Three convicted in 2014 downing of Malaysian jet over Ukraine
SCHIPHOL, Netherlands (AP) — A Dutch court, on Thursday, convicted three men of murder for their role in shooting down a Malaysia Airlines passenger jet with a Russian surface-to-air missile, killing all 298 people aboard the aircraft as it flew over a separatist-controlled region of eastern Ukraine, in 2014.
The convictions, along with the life sentences handed to the two Russians and a pro-Moscow Ukrainian who were tried in absentia, were seen as directing the blame for the jet’s downing at the government of Russian President Vladimir Putin, even though the Kremlin has always denied any connection to it.
The trial, held in a courtroom near Amsterdam’s Schiphol airport where Flight MH17 took off for Kuala Lumpur, Malaysia, put the Kremlin’s involvement in the separatist conflict in eastern Ukraine at the heart of the case.

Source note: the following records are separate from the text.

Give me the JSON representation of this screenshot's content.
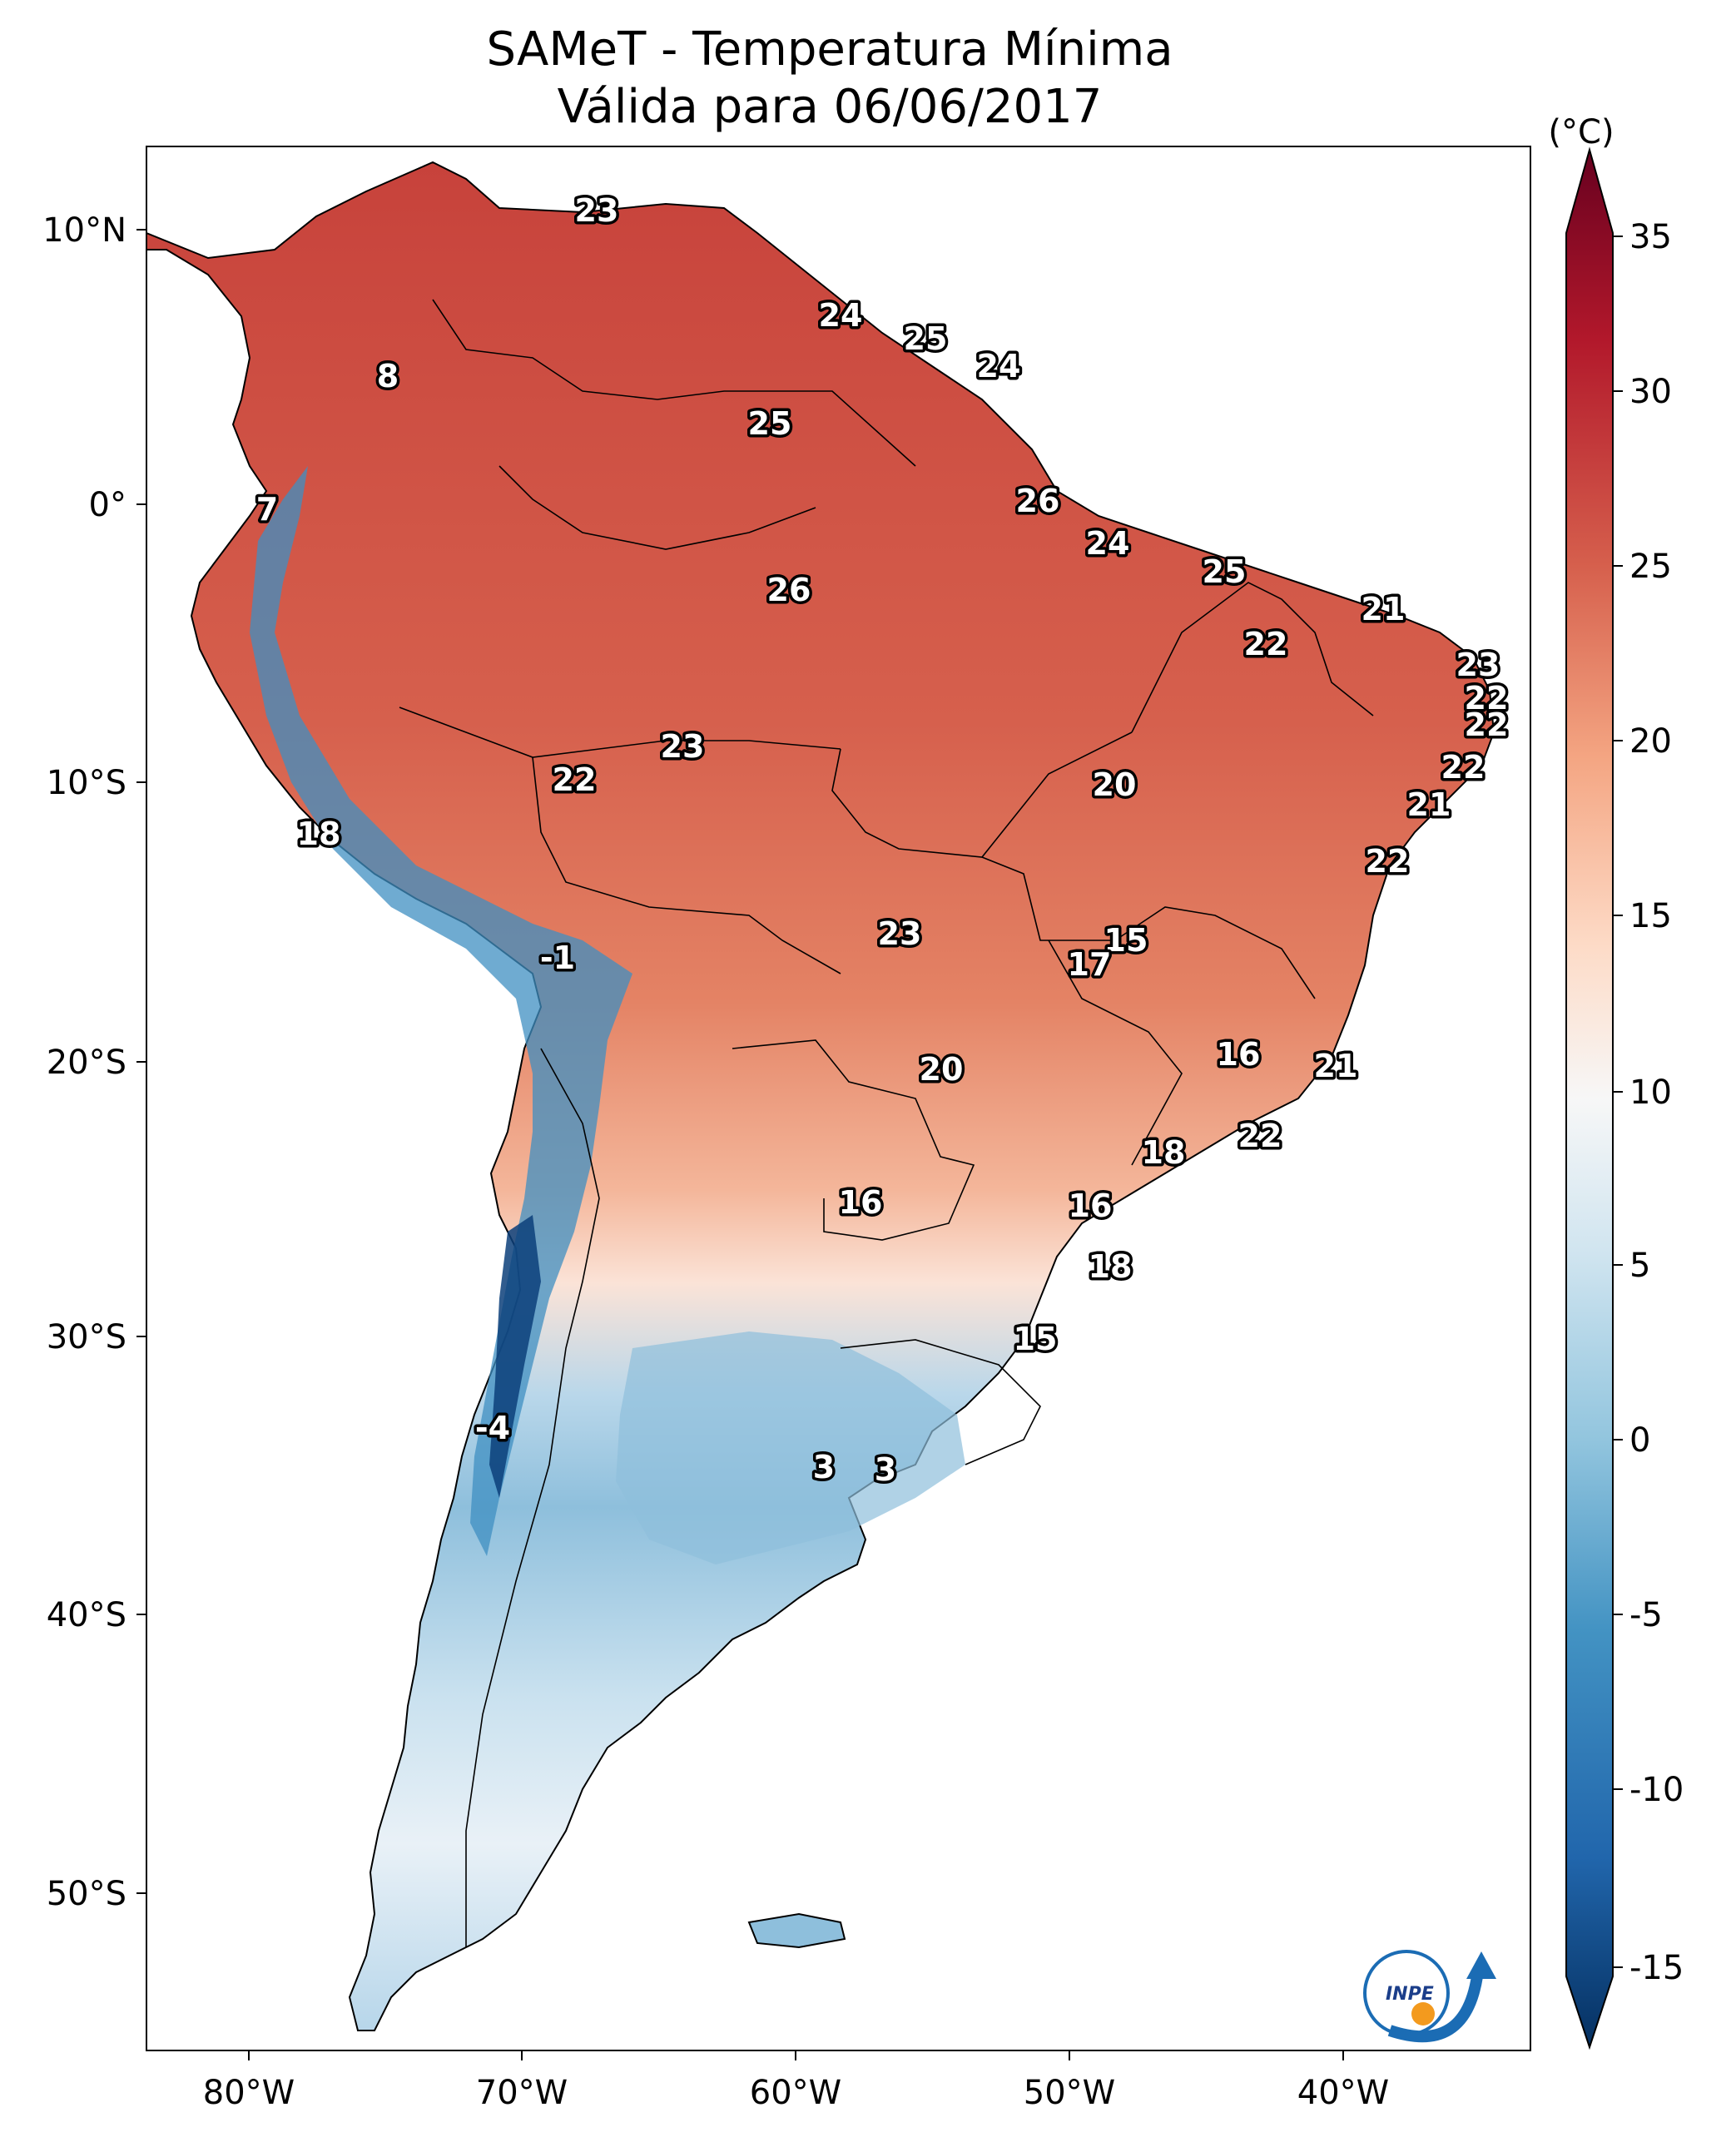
{
  "title": {
    "line1": "SAMeT - Temperatura Mínima",
    "line2": "Válida para 06/06/2017"
  },
  "axes": {
    "lon_labels": [
      "80°W",
      "70°W",
      "60°W",
      "50°W",
      "40°W"
    ],
    "lat_labels": [
      "10°N",
      "0°",
      "10°S",
      "20°S",
      "30°S",
      "40°S",
      "50°S"
    ]
  },
  "colorbar": {
    "unit": "(°C)",
    "ticks": [
      "35",
      "30",
      "25",
      "20",
      "15",
      "10",
      "5",
      "0",
      "-5",
      "-10",
      "-15"
    ],
    "colors": [
      "#053061",
      "#2166ac",
      "#4393c3",
      "#92c5de",
      "#d1e5f0",
      "#f7f7f7",
      "#fddbc7",
      "#f4a582",
      "#d6604d",
      "#b2182b",
      "#67001f"
    ]
  },
  "logo": {
    "text": "INPE"
  },
  "point_values": [
    {
      "label": "23"
    },
    {
      "label": "8"
    },
    {
      "label": "7"
    },
    {
      "label": "24"
    },
    {
      "label": "25"
    },
    {
      "label": "24"
    },
    {
      "label": "25"
    },
    {
      "label": "26"
    },
    {
      "label": "26"
    },
    {
      "label": "24"
    },
    {
      "label": "25"
    },
    {
      "label": "21"
    },
    {
      "label": "22"
    },
    {
      "label": "23"
    },
    {
      "label": "22"
    },
    {
      "label": "22"
    },
    {
      "label": "23"
    },
    {
      "label": "22"
    },
    {
      "label": "20"
    },
    {
      "label": "22"
    },
    {
      "label": "21"
    },
    {
      "label": "18"
    },
    {
      "label": "22"
    },
    {
      "label": "-1"
    },
    {
      "label": "23"
    },
    {
      "label": "15"
    },
    {
      "label": "17"
    },
    {
      "label": "16"
    },
    {
      "label": "21"
    },
    {
      "label": "20"
    },
    {
      "label": "22"
    },
    {
      "label": "18"
    },
    {
      "label": "16"
    },
    {
      "label": "16"
    },
    {
      "label": "18"
    },
    {
      "label": "15"
    },
    {
      "label": "-4"
    },
    {
      "label": "3"
    },
    {
      "label": "3"
    }
  ]
}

Against the geopolitical upheaval caused by Russia’s invasion of Ukraine, this year, the court held that Moscow, in 2014, had overall control of the self-proclaimed Donetsk People’s Republic, the separatist area where the missile was launched.
Presiding Judge Hendrik Steenhuis said evidence presented by prosecutors in the trial — which lasted more than two years — proved that the Boeing 777 was brought down by a Buk missile fired by pro-Moscow Ukrainian fighters, on July 17, 2014. The crash scattered wreckage and bodies over farmland and fields of sunflowers.
The 298 passengers and crew killed in the downing came from more than a dozen countries, although nearly 200 were Dutch citizens.